6 Even in bilateral nerve-sparing surgery, return of erectile function may take up to 12-24 months. Eventually though, erections adequate for vaginal penetration return in 40-80% of men.

Unilateral nerve sparing technique produces results that are intermediate between bilateral and non-nerve sparing surgery. Also, duration of time from the surgery to treatment for ED can play a role in the effectiveness of different therapeutic options.


Do men respond to PDE5 inhibitors after having prostate surgery?

The first line of treatment for ED following prostate surgery is oral medications, such as phosphodiesterase-5 inhibitors (PDE5i) - sildenafil (Viagra®), vardenafil (Levitra®) and tadalafil (Cialis®). About 70% of men respond in some fashion to oral drug therapy in the post-operative setting. 

Since these drugs are designed to increase blood flow to the penis upon sexual stimulation, they require intact nerves and arteries. Men receiving the nerve-sparing prostatectomy generally have a better response.

Does self-injection therapy used after prostate surgery help erectile function?

Penile self-injections provide very effective treatment of ED after prostate cancer surgery. Some studies report that penile self-injections can achieve a 95% success rate. Self-injection therapy is usually used after trying oral medications because of the convenience of oral therapy.

The role of oral, self-injection, intraurethral and vacuum therapies after treatment for prostate cancer:

For men who have had surgical or radiation treatment for prostate cancer, evidence suggests that oral, self-injection treatments started soon after treatment may improve the chances for later recovery of natural spontaneous erections. Oral therapy can be used with any of the three PDE5 inhibitor drugs. There are three vasodilator drugs used for self-injection therapy:

  • papaverine
  • phentolamine
  • Alprostadil, a type of prostaglandin E1

Injection of Alprostadil may cause penile pain. If this occurs, lowering the dose of Alprostadil and/or mixing Alprostadil with papaverine and phentolamine may reduce or eliminate the pain. The prescription drug called MUSE is used in intraurethral therapy. Penile implants are a third line therapy, with a success rate of about 80-90%.

They are the single most reliable form of treatment for erectile dysfunction, and they provide an excellent solution to the problem of erectile dysfunction. (will have a link here to our section on each of these treatments that provides readers with their basic information)
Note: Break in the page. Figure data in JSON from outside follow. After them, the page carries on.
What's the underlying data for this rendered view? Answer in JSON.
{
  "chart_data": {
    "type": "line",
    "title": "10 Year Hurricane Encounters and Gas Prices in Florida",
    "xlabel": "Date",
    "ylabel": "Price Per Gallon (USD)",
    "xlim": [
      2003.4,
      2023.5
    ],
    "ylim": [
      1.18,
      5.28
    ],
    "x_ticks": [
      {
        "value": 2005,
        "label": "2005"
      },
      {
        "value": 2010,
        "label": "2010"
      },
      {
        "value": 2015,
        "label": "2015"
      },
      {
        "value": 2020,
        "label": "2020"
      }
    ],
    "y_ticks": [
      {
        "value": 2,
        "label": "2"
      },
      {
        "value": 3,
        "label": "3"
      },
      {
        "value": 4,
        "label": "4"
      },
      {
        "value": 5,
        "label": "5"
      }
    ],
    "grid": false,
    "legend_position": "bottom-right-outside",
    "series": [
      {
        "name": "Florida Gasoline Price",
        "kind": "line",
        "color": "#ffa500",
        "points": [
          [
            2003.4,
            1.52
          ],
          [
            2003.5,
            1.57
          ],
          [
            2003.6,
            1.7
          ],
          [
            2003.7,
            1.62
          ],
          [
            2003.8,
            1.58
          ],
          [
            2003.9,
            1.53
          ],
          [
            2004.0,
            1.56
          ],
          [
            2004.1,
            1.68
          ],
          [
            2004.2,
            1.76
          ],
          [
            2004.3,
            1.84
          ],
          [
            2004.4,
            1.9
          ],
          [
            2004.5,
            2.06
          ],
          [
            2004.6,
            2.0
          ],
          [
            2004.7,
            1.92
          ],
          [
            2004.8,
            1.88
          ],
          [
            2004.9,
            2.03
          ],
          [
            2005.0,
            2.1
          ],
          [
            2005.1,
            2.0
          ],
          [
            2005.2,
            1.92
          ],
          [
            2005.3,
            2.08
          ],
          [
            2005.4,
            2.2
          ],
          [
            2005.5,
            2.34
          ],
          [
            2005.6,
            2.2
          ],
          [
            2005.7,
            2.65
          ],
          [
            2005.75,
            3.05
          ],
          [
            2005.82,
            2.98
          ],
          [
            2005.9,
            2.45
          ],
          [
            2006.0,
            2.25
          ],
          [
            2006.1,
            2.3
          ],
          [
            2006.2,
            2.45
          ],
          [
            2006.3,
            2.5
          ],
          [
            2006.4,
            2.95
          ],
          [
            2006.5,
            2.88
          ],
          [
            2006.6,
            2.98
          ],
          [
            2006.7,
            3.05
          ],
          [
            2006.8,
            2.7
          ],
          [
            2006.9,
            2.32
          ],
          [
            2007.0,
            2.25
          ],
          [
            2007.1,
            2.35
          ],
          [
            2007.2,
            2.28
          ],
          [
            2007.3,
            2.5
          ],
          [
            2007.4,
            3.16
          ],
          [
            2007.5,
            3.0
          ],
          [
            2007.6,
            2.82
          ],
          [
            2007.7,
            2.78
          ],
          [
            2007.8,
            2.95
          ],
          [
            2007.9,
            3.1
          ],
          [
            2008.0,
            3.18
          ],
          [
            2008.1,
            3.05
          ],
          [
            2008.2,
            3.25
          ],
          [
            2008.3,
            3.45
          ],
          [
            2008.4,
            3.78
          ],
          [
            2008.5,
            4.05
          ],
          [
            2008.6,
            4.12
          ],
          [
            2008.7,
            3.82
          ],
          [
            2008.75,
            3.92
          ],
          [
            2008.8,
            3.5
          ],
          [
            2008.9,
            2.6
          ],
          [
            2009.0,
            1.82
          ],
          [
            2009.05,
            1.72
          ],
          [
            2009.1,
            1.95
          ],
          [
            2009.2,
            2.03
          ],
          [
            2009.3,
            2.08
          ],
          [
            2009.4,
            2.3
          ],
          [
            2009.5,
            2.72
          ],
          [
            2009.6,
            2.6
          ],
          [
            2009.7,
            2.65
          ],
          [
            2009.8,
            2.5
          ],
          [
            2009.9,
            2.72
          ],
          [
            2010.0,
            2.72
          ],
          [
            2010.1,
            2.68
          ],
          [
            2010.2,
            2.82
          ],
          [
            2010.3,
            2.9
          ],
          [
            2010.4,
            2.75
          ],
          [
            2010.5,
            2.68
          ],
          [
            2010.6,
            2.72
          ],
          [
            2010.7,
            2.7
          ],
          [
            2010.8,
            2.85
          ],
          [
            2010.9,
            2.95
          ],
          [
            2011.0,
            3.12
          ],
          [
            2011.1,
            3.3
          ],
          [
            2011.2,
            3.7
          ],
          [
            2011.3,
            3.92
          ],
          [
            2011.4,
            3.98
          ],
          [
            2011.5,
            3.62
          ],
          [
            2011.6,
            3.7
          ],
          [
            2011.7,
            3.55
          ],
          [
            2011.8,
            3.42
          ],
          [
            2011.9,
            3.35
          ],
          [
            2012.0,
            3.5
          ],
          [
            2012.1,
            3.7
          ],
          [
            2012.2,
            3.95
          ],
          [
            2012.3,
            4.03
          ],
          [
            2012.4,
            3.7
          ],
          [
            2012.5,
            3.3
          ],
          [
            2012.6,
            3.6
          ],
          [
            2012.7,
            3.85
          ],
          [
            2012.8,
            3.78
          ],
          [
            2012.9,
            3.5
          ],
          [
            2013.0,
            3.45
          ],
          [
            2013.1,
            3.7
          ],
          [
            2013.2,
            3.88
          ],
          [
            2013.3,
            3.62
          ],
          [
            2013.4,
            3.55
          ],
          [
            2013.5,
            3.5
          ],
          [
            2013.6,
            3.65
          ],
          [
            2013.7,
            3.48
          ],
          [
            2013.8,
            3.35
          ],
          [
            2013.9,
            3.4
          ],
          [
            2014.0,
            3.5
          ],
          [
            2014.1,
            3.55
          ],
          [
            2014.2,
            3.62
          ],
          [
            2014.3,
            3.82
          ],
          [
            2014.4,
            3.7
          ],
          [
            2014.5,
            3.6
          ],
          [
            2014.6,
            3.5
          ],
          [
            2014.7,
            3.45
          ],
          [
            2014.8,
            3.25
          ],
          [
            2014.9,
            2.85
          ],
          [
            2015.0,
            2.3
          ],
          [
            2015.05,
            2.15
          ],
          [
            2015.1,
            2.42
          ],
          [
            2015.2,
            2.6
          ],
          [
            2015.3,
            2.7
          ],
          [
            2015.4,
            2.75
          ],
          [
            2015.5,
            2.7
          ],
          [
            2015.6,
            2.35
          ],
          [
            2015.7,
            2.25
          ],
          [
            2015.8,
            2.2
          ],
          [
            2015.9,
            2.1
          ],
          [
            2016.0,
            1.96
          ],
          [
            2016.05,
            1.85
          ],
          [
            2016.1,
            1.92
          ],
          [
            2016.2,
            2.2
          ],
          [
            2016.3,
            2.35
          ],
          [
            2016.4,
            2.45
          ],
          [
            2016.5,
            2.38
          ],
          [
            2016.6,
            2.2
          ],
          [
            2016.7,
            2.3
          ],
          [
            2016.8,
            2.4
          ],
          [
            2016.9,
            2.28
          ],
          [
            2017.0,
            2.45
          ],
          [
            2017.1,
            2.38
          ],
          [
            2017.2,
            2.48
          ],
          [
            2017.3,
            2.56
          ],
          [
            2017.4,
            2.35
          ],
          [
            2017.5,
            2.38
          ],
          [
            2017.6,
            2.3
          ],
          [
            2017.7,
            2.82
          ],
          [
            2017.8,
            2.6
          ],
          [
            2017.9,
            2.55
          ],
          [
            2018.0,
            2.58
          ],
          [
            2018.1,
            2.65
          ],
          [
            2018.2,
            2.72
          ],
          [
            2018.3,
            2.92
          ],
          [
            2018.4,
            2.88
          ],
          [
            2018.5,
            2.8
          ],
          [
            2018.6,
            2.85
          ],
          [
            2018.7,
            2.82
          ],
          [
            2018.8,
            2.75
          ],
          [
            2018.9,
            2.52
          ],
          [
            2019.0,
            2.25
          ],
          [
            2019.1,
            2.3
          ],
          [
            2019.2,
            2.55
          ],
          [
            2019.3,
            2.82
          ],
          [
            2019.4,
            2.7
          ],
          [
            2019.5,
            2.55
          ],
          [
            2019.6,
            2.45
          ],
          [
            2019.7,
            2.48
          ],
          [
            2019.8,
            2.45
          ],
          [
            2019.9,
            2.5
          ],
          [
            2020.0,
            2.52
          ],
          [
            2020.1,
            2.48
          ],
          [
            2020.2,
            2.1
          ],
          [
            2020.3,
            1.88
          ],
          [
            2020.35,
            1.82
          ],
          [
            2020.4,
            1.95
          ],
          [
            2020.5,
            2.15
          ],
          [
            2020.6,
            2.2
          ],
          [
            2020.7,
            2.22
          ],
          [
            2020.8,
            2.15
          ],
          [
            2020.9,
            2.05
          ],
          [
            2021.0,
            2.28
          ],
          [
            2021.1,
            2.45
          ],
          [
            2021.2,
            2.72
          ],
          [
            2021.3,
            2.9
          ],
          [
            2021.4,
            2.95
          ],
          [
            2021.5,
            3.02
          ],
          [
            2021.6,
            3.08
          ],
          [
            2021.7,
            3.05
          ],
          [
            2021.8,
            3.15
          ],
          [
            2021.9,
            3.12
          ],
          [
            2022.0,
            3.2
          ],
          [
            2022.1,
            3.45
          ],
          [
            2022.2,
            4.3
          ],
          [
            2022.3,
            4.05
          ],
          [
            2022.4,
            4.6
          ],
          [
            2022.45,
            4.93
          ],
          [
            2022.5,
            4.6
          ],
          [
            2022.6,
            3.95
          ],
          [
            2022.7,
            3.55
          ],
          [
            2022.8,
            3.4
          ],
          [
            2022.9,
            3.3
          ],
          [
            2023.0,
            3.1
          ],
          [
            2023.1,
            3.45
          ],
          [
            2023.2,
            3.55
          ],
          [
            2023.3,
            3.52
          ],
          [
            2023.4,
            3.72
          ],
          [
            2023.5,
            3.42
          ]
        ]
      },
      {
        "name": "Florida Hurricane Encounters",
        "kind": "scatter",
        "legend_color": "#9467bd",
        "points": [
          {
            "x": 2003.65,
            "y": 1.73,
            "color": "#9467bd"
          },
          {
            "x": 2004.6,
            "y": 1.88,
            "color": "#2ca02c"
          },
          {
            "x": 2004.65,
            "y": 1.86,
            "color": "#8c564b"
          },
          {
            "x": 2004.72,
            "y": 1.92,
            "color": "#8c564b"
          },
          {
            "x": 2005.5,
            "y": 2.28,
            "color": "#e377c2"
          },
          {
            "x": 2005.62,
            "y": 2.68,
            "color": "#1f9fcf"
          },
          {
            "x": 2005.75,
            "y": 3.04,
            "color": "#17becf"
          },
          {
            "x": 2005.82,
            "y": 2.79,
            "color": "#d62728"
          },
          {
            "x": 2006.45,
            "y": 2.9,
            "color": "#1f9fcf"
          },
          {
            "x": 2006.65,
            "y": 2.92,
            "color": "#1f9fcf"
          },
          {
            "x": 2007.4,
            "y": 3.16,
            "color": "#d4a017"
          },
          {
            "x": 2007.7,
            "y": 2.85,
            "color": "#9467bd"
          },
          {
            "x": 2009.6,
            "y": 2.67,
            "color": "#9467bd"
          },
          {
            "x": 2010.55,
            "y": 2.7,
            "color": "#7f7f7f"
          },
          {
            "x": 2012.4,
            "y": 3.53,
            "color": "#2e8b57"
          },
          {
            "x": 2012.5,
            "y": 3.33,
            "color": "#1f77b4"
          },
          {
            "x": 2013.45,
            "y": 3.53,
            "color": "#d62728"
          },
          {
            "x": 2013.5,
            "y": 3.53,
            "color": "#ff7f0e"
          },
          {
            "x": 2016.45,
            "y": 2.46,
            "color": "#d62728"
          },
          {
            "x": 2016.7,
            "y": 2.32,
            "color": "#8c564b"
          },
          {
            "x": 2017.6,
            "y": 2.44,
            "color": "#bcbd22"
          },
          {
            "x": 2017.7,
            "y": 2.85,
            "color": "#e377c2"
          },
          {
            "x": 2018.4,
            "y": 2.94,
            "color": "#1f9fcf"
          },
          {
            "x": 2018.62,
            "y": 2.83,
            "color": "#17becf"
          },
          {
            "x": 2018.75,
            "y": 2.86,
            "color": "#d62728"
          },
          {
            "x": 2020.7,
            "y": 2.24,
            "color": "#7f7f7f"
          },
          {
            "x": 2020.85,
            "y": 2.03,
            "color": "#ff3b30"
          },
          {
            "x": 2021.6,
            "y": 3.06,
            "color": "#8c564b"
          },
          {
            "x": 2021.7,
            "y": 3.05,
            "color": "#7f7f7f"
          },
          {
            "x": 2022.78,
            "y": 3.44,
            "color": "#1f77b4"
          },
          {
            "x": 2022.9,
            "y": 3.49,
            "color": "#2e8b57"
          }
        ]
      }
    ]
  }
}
Is prostate surgery associated with penile shortening?

Decreased penile length is commonly experienced following radical prostatectomy. In one study, loss of penile length ranging from 0.5 to 4 cm (about 1/4 to 1½ inches) was experienced in 71% of men, although only 48% of men reported a loss over 1cm (about ½ inch). Some experts believe that penile shortening can be reduced by starting oral, self-injection, intraurethral and/or vacuum therapy a few weeks after surgery.

Is it normal for men to leak urine during an orgasm?

Some men may leak urine during sexual activity and/or orgasm following prostate surgery, but the amount and frequency of leakage usually decrease over time. One way to help avoid leaking is to empty the bladder completely before sexual intimacy.

Strategies used to minimize this problem have included wearing condoms, certain medications (the antidepressant imipramine, for example) and the use of a constriction band after the achievement of an erection (like the ACTIS tension band).